14. The method of claim 10, wherein when said binary has been manipulated to include implicit functionality, said mapping function performs pattern recognition to detect patterns relating to said implicit functionality.

15. The method of claim 10, wherein when a code obfuscation step has been employed in a build process of said binary, said mapping function is assembled by using obfuscation mapping.

16. The method of claim 10, wherein said mapping further includes reverse engineering compilation optimizations.

17. The method of claim 10, wherein said mapping function further includes: mapping executable sections of said source code and said binary, and at least one of: mapping external references, comparing listed terminals, and comparing an order of internal symbols.

18. The method of claim 17, wherein said binary has been manipulated to include implicit functionality, said mapping function performs pattern recognition to detect patterns relating to said implicit functionality.

19. The method of claim 9, further including a step of verifying reference symbols.

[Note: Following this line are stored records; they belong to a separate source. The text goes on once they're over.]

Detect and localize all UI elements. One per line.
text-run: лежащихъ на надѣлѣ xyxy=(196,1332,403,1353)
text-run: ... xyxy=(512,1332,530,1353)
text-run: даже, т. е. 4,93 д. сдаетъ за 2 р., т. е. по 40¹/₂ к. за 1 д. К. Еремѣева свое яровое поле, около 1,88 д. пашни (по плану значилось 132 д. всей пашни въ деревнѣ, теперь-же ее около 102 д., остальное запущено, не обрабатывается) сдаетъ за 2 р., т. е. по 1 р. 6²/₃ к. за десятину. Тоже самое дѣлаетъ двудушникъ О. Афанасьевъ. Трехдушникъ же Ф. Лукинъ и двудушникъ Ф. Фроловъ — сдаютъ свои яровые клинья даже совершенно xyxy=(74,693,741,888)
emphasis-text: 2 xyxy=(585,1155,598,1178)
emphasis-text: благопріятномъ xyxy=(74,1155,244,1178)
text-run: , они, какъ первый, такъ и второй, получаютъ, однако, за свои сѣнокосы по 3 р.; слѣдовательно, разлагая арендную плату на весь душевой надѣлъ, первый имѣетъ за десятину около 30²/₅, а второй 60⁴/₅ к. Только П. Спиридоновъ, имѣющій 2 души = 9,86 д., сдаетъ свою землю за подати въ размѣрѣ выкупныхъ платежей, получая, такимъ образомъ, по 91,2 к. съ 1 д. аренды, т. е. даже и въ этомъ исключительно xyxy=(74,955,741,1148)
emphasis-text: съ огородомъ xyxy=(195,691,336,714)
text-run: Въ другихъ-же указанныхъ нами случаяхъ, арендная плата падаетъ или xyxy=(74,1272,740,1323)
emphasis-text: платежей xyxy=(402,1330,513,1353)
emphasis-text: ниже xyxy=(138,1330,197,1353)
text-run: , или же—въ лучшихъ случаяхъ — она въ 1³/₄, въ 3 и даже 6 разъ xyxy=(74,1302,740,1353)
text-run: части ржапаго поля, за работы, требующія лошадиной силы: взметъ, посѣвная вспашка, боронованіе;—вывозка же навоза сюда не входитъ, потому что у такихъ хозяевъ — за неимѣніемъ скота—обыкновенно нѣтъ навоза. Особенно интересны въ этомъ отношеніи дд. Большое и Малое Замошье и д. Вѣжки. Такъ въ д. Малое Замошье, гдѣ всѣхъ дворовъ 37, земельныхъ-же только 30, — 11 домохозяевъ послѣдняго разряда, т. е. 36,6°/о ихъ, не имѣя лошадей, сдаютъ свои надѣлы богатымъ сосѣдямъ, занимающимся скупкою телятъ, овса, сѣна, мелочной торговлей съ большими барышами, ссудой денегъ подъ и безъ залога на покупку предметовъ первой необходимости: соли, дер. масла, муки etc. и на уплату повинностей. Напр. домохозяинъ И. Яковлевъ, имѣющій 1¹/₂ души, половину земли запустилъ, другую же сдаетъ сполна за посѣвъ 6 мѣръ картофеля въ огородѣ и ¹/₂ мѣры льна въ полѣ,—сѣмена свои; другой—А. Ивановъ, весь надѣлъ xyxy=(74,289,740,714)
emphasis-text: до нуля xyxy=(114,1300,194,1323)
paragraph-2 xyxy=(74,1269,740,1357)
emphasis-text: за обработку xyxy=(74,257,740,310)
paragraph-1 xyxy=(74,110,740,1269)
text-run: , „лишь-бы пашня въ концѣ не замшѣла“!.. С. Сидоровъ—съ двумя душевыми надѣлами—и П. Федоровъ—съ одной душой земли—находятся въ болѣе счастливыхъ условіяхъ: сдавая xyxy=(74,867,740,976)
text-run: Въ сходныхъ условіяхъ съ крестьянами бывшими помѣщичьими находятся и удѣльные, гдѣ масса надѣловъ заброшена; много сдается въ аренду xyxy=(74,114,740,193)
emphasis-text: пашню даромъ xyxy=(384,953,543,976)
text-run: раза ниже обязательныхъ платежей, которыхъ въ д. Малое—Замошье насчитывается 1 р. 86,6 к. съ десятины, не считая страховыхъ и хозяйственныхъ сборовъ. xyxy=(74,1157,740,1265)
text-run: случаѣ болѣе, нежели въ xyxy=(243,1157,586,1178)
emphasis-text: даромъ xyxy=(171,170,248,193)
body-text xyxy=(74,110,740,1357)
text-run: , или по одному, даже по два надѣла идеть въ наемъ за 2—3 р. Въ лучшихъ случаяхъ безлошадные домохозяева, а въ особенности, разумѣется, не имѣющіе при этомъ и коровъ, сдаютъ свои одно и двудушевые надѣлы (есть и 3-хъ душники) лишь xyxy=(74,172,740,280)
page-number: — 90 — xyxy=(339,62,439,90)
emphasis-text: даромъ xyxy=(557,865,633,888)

20. A method for protecting a software deployment process, the method comprising:

prior to a code build:

learning behaviors of each of a plurality of entities so as to train unique models for each of said plurality of entities;

monitoring new events of said plurality of entities to detect anomalous behavior relative to corresponding models of said unique models;

executing a workflow for remediation of a detected anomalous behavior;

after said code build:

receiving source code and a corresponding binary resulting from said code build of said source code;

halting the deployment process if said at least one discrepancy is detected.